Ellen Ripley from the "Alien" series.
"Ripley is one of the most badass female film characters. She is intelligent, strong, and in charge- everything that many women in film are not allowed to be. I like that she isn't traditionally feminine and that she is respected even though she totally differs from the norm." — Abby D.
Uhura from the "Star Trek" series.
"Uhura is an inspirational character. Not only was she a woman in a cast of mainly male characters, she was on the main crew, not just in the background. She was a strong female character in sci-fi too, which is a genre where you don't see a lot of females in lead roles. Another fun fact about the character is that the original Star Trek series debuted in 1966, so she was one of the first POC to be cast in a 'non-menial' role, which makes it all the more impressive considering she was also a woman of color." — Caroline B.
Raphina from "Sing Street."
Lucy Boynton (Raphina) in "Sing Street."
"I really love Raphina because she's a very real and honest character - she has a bad home life and while she appears to cover it up by her edgy appearance, when she becomes close to Conor we see how imperfect her life really is. Despite all this, she still dreams of being a professional model in London, which is very inspiring, the way she doesn't let her unfortunate situation make her hopeless." — Jillian J.

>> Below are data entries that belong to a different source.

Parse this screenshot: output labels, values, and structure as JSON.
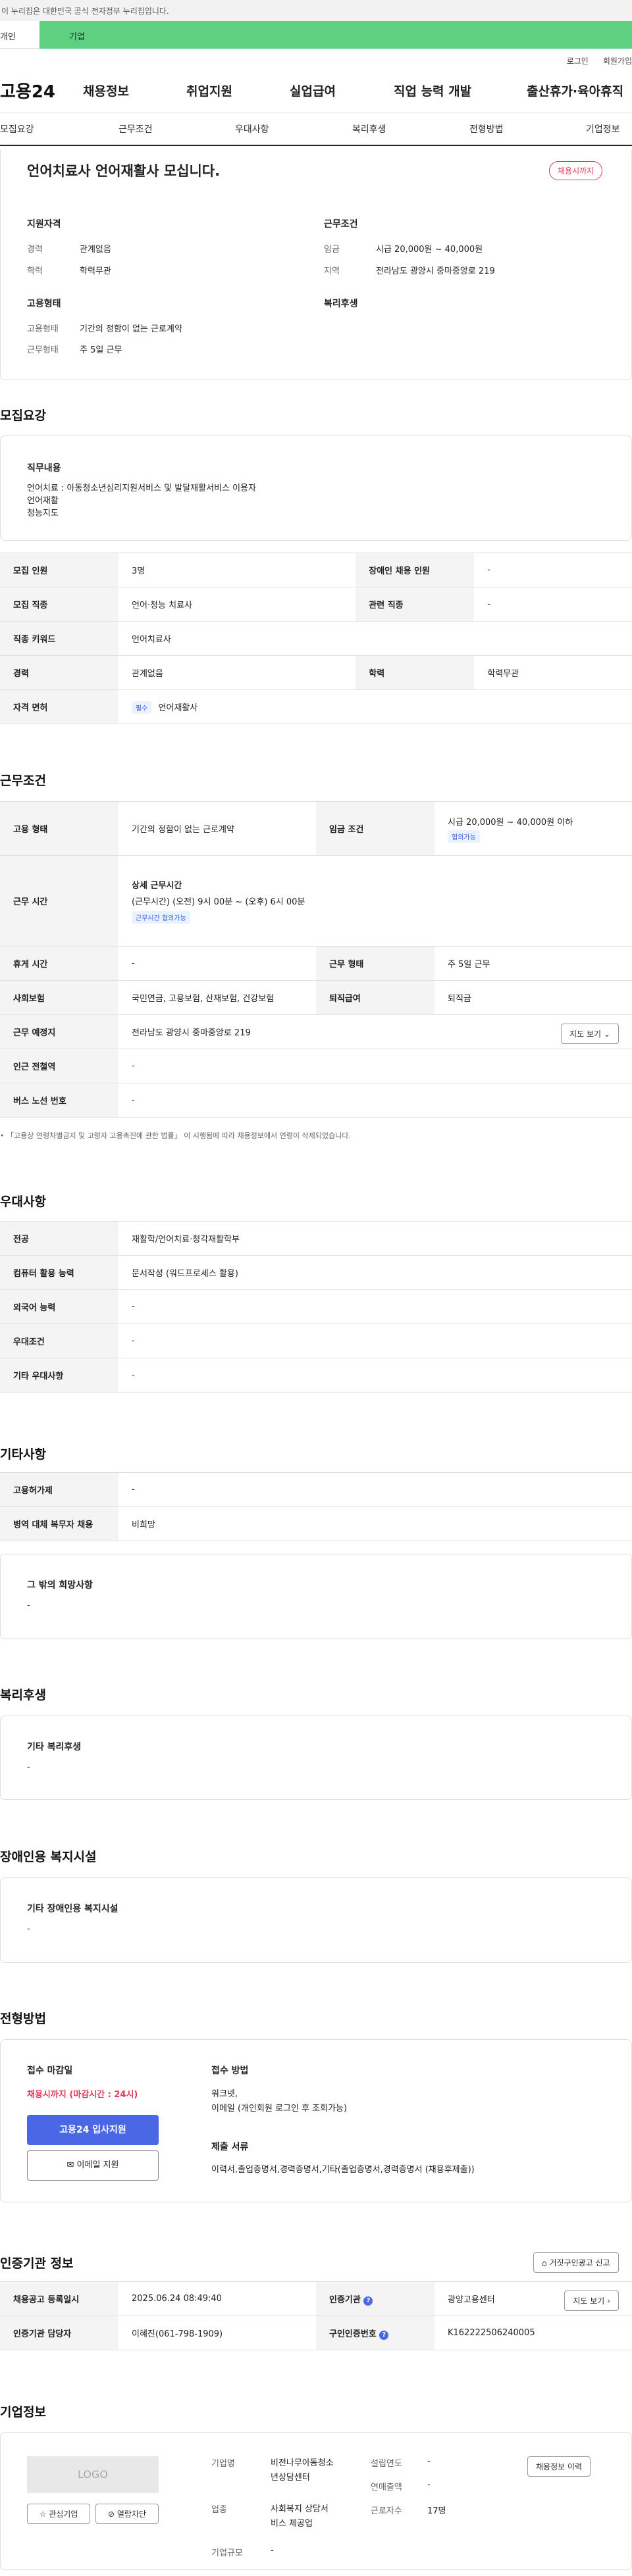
{
  "gov_banner": "이 누리집은 대한민국 공식 전자정부 누리집입니다.",
  "top_tabs": {
    "individual": "개인",
    "business": "기업"
  },
  "util": {
    "login": "로그인",
    "signup": "회원가입"
  },
  "logo": "고용24",
  "gnb": [
    "채용정보",
    "취업지원",
    "실업급여",
    "직업 능력 개발",
    "출산휴가·육아휴직"
  ],
  "subnav": [
    "모집요강",
    "근무조건",
    "우대사항",
    "복리후생",
    "전형방법",
    "기업정보"
  ],
  "summary": {
    "title": "언어치료사 언어재활사 모십니다.",
    "deadline_badge": "채용시까지",
    "qual_title": "지원자격",
    "career_label": "경력",
    "career_value": "관계없음",
    "edu_label": "학력",
    "edu_value": "학력무관",
    "cond_title": "근무조건",
    "wage_label": "임금",
    "wage_value": "시급 20,000원 ~ 40,000원",
    "area_label": "지역",
    "area_value": "전라남도 광양시 중마중앙로 219",
    "emp_title": "고용형태",
    "emptype_label": "고용형태",
    "emptype_value": "기간의 정함이 없는 근로계약",
    "worktype_label": "근무형태",
    "worktype_value": "주 5일 근무",
    "welfare_title": "복리후생"
  },
  "recruit": {
    "section_title": "모집요강",
    "duty_title": "직무내용",
    "duty_lines": [
      "언어치료 : 아동청소년심리지원서비스 및 발달재활서비스 이용자",
      "언어재활",
      "청능지도"
    ],
    "rows": [
      {
        "l1": "모집 인원",
        "v1": "3명",
        "l2": "장애인 채용 인원",
        "v2": "-"
      },
      {
        "l1": "모집 직종",
        "v1": "언어·청능 치료사",
        "l2": "관련 직종",
        "v2": "-"
      }
    ],
    "keyword_label": "직종 키워드",
    "keyword_value": "언어치료사",
    "career_label": "경력",
    "career_value": "관계없음",
    "edu_label": "학력",
    "edu_value": "학력무관",
    "license_label": "자격 면허",
    "license_tag": "필수",
    "license_value": "언어재활사"
  },
  "work": {
    "section_title": "근무조건",
    "emp_label": "고용 형태",
    "emp_value": "기간의 정함이 없는 근로계약",
    "wage_label": "임금 조건",
    "wage_value": "시급 20,000원 ~ 40,000원 이하",
    "wage_tag": "협의가능",
    "hours_label": "근무 시간",
    "hours_title": "상세 근무시간",
    "hours_value": "(근무시간) (오전) 9시 00분 ~ (오후) 6시 00분",
    "hours_tag": "근무시간 협의가능",
    "rest_label": "휴게 시간",
    "rest_value": "-",
    "form_label": "근무 형태",
    "form_value": "주 5일 근무",
    "ins_label": "사회보험",
    "ins_value": "국민연금, 고용보험, 산재보험, 건강보험",
    "retire_label": "퇴직급여",
    "retire_value": "퇴직금",
    "place_label": "근무 예정지",
    "place_value": "전라남도 광양시 중마중앙로 219",
    "map_btn": "지도 보기",
    "station_label": "인근 전철역",
    "station_value": "-",
    "bus_label": "버스 노선 번호",
    "bus_value": "-",
    "note": "「고용상 연령차별금지 및 고령자 고용촉진에 관한 법률」 이 시행됨에 따라 채용정보에서 연령이 삭제되었습니다."
  },
  "pref": {
    "section_title": "우대사항",
    "rows": [
      {
        "l": "전공",
        "v": "재활학/언어치료·청각재활학부"
      },
      {
        "l": "컴퓨터 활용 능력",
        "v": "문서작성 (워드프로세스 활용)"
      },
      {
        "l": "외국어 능력",
        "v": "-"
      },
      {
        "l": "우대조건",
        "v": "-"
      },
      {
        "l": "기타 우대사항",
        "v": "-"
      }
    ]
  },
  "etc": {
    "section_title": "기타사항",
    "rows": [
      {
        "l": "고용허가제",
        "v": "-"
      },
      {
        "l": "병역 대체 복무자 채용",
        "v": "비희망"
      }
    ],
    "other_title": "그 밖의 희망사항",
    "other_value": "-"
  },
  "welfare": {
    "section_title": "복리후생",
    "box_title": "기타 복리후생",
    "box_value": "-"
  },
  "disabled": {
    "section_title": "장애인용 복지시설",
    "box_title": "기타 장애인용 복지시설",
    "box_value": "-"
  },
  "screening": {
    "section_title": "전형방법",
    "deadline_title": "접수 마감일",
    "deadline_value": "채용시까지 (마감시간 : 24시)",
    "apply_btn": "고용24 입사지원",
    "email_btn": "이메일 지원",
    "method_title": "접수 방법",
    "method_lines": [
      "워크넷,",
      "이메일 (개인회원 로그인 후 조회가능)"
    ],
    "docs_title": "제출 서류",
    "docs_value": "이력서,졸업증명서,경력증명서,기타(졸업증명서,경력증명서 (채용후제출))"
  },
  "agency": {
    "section_title": "인증기관 정보",
    "report_btn": "거짓구인광고 신고",
    "reg_label": "채용공고 등록일시",
    "reg_value": "2025.06.24 08:49:40",
    "org_label": "인증기관",
    "org_value": "광양고용센터",
    "map_btn": "지도 보기",
    "manager_label": "인증기관 담당자",
    "manager_value": "이혜진(061-798-1909)",
    "num_label": "구인인증번호",
    "num_value": "K162222506240005"
  },
  "company": {
    "section_title": "기업정보",
    "logo_text": "LOGO",
    "fav_btn": "관심기업",
    "block_btn": "열람차단",
    "name_label": "기업명",
    "name_value_1": "비전나무아동청소",
    "name_value_2": "년상담센터",
    "year_label": "설립연도",
    "year_value": "-",
    "sales_label": "연매출액",
    "sales_value": "-",
    "ind_label": "업종",
    "ind_value_1": "사회복지 상담서",
    "ind_value_2": "비스 제공업",
    "emp_label": "근로자수",
    "emp_value": "17명",
    "size_label": "기업규모",
    "size_value": "-",
    "history_btn": "채용정보 이력"
  }
}
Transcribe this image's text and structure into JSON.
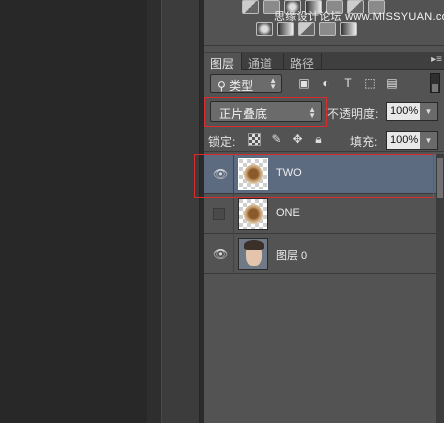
{
  "watermark": {
    "text": "思缘设计论坛 ",
    "sub": "www.MISSYUAN.com"
  },
  "tabs": [
    {
      "label": "图层",
      "active": true
    },
    {
      "label": "通道",
      "active": false
    },
    {
      "label": "路径",
      "active": false
    }
  ],
  "filter": {
    "label": "类型",
    "icons": [
      "image-filter-icon",
      "adjustment-filter-icon",
      "type-filter-icon",
      "shape-filter-icon",
      "smart-object-filter-icon"
    ]
  },
  "blend": {
    "mode": "正片叠底",
    "opacity_label": "不透明度:",
    "opacity_value": "100%"
  },
  "lock": {
    "label": "锁定:",
    "fill_label": "填充:",
    "fill_value": "100%"
  },
  "layers": [
    {
      "name": "TWO",
      "visible": true,
      "selected": true,
      "thumb": "ornament"
    },
    {
      "name": "ONE",
      "visible": false,
      "selected": false,
      "thumb": "ornament"
    },
    {
      "name": "图层 0",
      "visible": true,
      "selected": false,
      "thumb": "portrait"
    }
  ],
  "colors": {
    "highlight": "#d62c2c",
    "selected_row": "#5d6b80",
    "panel_bg": "#535353"
  }
}
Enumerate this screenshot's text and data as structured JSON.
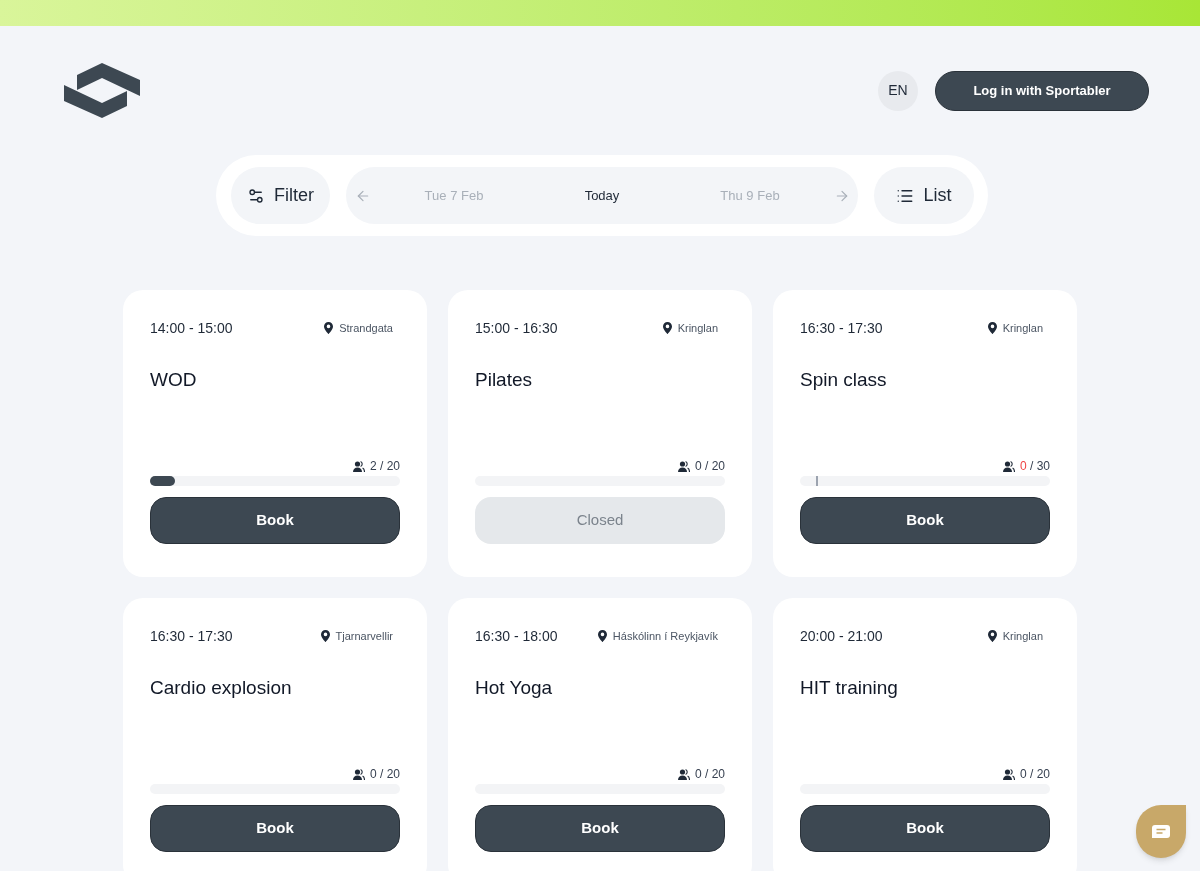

Shuri from "Black Panther."
Letitia Wright (Shuri) in "Black Panther."
"Shuri is the teenage mastermind behind all of the inventions and innovations of Wakanda. She faces criticism for her age, but it doesn't stop her quick wit and quicker mind. She's not only the brains on Wakanda, but also a strong, courageous, supportive, and protective sister and warrior. Shuri is a fantastic example of a woman and a great role model, especially for young women of color." — Annika B.
So, what do these women have in common? They don't seem the same… most don't associate Donna from "Mamma Mia!" with Shuri from "Black Panther." But all of these women have goals, wants, needs, flaws, and are seen as just regular people. They're strong in their own way. Tracy Turnblad may not have beaten anyone up, but she stands up for what she believes in.
"Strong female character" is a great trope, but shouldn't be reserved for the women who simply shoot a few guys in an action film. These women are strong in their own way, and it's what all filmmakers should focus on when writing and creating women for the screen.